Primero, porque para muchos amigos disponer de más tiempo libre para sus aficiones, o realizarse en el trabajo, es un sustitutivo de sus bajos salarios, como forma de opio que les permite sentirse menos fracasados. Constatan que tienen currículums potentes, pero no expectativas de futuro; solo les queda el presente.

En cambio, la profesión era el epicentro vital para muchos de nuestros padres, porque aún ofrecía, en general, recompensas como comprar una vivienda, o formar una familia. Si hoy quienes pueden emanciparse con su salario son unos pocos privilegiados, el paradigma de quien entrega su vida al trabajo, irremediablemente, salta por los aires. Llevarse tareas a casa, responder correos electrónicos en fin de semana, o salir horas más tarde, pueden volverse renuncias estériles para quien piensa que le pueden despedir mañana.

La practicidad se vuelve otro valor supremo. Varios amigos se quejan de la “pérdida de tiempo” por cómo su jefe diseña ciertos procedimientos, o consideran que calientan la silla a ratos. Perciben la cultura de la empresa clásica como rígida frente a sus necesidades. El teletrabajo o la semana de cuatro días, que empieza a rodar en el Reino Unido, son demandas de su época, aunque implique demostrar más a los empleadores.
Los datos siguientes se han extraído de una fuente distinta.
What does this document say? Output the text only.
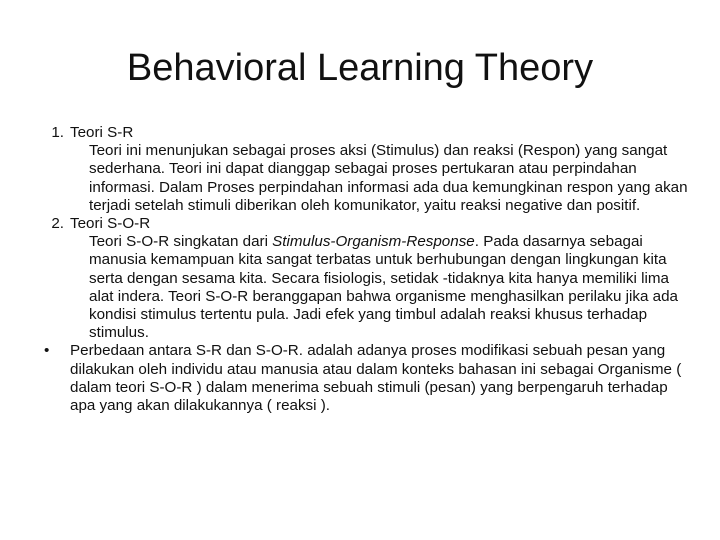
Behavioral Learning Theory
1. Teori S-R
Teori ini menunjukan sebagai proses aksi (Stimulus) dan reaksi (Respon) yang sangat sederhana. Teori ini dapat dianggap sebagai proses pertukaran atau perpindahan informasi. Dalam Proses perpindahan informasi ada dua kemungkinan respon yang akan terjadi setelah stimuli diberikan oleh komunikator, yaitu reaksi negative dan positif.
2. Teori S-O-R
Teori S-O-R singkatan dari Stimulus-Organism-Response. Pada dasarnya sebagai manusia kemampuan kita sangat terbatas untuk berhubungan dengan lingkungan kita serta dengan sesama kita. Secara fisiologis, setidak -tidaknya kita hanya memiliki lima alat indera. Teori S-O-R beranggapan bahwa organisme menghasilkan perilaku jika ada kondisi stimulus tertentu pula. Jadi efek yang timbul adalah reaksi khusus terhadap stimulus.
• Perbedaan antara S-R dan S-O-R. adalah adanya proses modifikasi sebuah pesan yang dilakukan oleh individu atau manusia atau dalam konteks bahasan ini sebagai Organisme ( dalam teori S-O-R ) dalam menerima sebuah stimuli (pesan) yang berpengaruh terhadap apa yang akan dilakukannya ( reaksi ).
Esa quiebra de las relaciones laborales clásicas llega hasta lo personal. Los centennials no quieren un futbolín en la oficina, al estilo motivacional de Silicon Valley; quieren echarse un futbolín con quien les plazca. “¿A mí por qué me tiene que decir mi jefe quiénes tienen que ser mis amistades?”, me deslizaba un amigo, sobre el hecho de que su compañía creyera que estar en la oficina servía para forjar lazos, o tener que asistir a fines de semanas en casas rurales con el equipo.

Lo más curioso es que nuestros jóvenes aún tengan el arrojo de marcar límites entre la esfera personal y la laboral, pese a la inestabilidad en la que viven. Quizás, romper con la hegemonía del trabajo en sus vidas se ha vuelto para la juventud una forma de protesta social y entre generaciones. Nuestros jóvenes no pueden hoy llevar el control de sus vidas por completo, porque la escasez económica les empuja a la falta de autonomía, a una suerte de niñez eterna. En cambio, aún creen sentirse dueños de su propio destino en cosas pequeñas, pero valiosas para resarcir su autoestima, como dar sentido a sus vidas dibujando por las tardes, en el caso de mi compañera.

El becario no es un jeta, quizás, ni un maleante. Es una persona de su época, que bastante tiene con no derrumbarse al llegar a su piso alquilado con otros tres colegas, mientras arrastra una enorme culpa por su desgracia. El tiempo o la realización personal es hoy el oro de quienes no tienen la plata.